I’d probably recommend (2) in the short-term to try out Ray Datasets’ parallel I/O and downstream operations, and look at adding a TFRecordDatasource down the road. We’d love to see the latter happen and could definitely help shepherd the implementation!

@Clark_Zinzow FYI, I found your great answer somewhere and we have another user asking for this :slight_smile:

1 Like

Thanks @jianxiao @xwjiang2010 for your answers and ideas!

We can’t use #1 from the list of options, our dataset size is large >100GB.

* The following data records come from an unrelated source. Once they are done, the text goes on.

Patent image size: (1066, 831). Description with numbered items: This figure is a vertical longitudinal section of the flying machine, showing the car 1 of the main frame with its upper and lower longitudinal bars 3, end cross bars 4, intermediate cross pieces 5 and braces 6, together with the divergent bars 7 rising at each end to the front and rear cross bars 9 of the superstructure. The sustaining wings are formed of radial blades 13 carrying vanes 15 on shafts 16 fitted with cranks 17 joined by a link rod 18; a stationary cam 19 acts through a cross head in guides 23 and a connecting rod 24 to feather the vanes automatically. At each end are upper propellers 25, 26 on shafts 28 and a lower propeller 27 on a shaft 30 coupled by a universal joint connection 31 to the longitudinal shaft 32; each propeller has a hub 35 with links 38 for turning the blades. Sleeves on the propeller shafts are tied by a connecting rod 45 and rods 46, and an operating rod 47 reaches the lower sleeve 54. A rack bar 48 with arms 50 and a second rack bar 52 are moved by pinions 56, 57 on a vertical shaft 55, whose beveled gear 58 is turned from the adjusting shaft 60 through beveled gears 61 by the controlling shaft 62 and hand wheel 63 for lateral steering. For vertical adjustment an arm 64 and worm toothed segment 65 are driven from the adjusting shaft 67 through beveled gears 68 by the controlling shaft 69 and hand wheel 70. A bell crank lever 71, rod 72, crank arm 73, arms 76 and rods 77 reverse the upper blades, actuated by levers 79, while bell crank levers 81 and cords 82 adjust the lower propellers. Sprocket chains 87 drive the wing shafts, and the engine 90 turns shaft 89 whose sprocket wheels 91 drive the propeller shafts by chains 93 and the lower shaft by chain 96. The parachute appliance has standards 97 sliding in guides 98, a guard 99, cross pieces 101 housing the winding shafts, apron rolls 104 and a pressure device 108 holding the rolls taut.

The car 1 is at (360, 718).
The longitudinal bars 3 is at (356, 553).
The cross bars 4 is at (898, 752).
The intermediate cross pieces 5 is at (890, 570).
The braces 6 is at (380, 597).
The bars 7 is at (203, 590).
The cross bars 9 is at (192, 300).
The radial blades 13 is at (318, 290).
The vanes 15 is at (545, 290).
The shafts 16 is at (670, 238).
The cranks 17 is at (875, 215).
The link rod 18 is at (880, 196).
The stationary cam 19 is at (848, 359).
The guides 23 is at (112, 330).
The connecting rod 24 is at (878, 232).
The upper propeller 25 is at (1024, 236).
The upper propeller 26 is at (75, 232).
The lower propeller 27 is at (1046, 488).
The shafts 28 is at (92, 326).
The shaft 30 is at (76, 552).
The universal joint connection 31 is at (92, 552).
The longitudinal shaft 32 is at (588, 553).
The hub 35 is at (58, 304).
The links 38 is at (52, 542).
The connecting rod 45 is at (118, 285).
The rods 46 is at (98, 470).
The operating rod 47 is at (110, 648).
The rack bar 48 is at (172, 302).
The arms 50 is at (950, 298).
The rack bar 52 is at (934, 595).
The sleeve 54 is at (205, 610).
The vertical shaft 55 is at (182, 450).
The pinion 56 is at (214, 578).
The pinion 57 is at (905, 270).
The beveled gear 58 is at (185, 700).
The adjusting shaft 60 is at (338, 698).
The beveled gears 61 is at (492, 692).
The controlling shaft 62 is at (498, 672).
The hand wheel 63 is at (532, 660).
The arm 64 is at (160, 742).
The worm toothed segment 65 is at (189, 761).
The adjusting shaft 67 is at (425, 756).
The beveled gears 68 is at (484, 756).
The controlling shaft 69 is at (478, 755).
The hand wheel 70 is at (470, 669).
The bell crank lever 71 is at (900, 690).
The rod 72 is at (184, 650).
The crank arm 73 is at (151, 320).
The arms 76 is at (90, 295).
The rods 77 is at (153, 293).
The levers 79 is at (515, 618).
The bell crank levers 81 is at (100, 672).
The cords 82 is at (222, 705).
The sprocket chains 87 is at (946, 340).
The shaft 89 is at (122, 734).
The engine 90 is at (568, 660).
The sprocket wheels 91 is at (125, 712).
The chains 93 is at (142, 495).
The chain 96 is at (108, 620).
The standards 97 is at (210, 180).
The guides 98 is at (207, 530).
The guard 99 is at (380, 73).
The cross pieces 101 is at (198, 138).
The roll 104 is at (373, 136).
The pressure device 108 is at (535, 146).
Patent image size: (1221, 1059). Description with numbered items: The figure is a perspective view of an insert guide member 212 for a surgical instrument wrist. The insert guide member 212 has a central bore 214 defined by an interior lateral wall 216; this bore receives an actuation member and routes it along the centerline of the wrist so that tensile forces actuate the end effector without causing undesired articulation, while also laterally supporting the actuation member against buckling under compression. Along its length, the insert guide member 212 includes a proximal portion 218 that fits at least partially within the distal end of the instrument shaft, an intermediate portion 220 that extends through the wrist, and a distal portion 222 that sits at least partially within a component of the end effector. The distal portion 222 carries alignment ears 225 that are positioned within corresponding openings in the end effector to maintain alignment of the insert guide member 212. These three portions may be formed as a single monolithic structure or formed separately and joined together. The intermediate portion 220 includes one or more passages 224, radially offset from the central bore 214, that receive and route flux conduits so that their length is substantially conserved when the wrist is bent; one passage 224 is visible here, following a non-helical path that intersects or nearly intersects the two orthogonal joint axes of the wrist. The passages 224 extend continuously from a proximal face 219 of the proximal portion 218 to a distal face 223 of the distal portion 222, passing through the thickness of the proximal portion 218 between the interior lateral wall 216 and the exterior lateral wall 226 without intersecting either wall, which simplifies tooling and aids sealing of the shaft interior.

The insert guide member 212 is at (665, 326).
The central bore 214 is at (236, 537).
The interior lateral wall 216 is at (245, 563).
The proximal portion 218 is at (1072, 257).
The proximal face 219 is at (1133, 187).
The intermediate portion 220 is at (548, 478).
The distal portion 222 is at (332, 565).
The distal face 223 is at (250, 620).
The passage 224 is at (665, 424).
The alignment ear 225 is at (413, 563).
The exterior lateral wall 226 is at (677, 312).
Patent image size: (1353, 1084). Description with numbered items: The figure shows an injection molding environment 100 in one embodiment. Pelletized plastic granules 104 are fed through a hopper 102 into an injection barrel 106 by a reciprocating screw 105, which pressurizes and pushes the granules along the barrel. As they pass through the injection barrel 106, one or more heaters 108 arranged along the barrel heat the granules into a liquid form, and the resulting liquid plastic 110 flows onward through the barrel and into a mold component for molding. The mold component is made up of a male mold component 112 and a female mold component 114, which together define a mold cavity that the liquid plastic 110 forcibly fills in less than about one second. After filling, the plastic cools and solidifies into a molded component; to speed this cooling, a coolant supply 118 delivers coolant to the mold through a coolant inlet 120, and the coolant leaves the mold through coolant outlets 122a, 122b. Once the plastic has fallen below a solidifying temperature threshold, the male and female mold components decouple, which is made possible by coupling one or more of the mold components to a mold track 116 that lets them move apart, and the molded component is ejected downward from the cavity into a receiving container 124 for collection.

I try to better understand how to implement #2. For example, I’ve created 2 parse functions to map to bytes data. But TF doesn’t allow my to directly parse bytes, so I see errors in both cases. It feels like I need to write a low level decoder from bytes to Tensors?

features = {
  'foo': tf.io.FixedLenFeature([], tf.string),
  'bar': tf.io.FixedLenFeature([], tf.float32)
}

def parse_single(serialized_input):
  return tf.io.parse_single_example(serialized=serialized_input, features=features)

def parse_sequence(serialized_input):
    ctx, seq = tf.io.parse_sequence_example(serialized=serialized_input, context_features=features)
    print(f'>>> {ctx}, {seq}\n')
    return serialized_input

bin_dataset = ray.data.read_binary_files(filenames)
dataset = bin_dataset.map(parse_single)
# dataset = bin_dataset.map(parse_sequence)

@bveeramani @jianxiao Can you provide some pointers?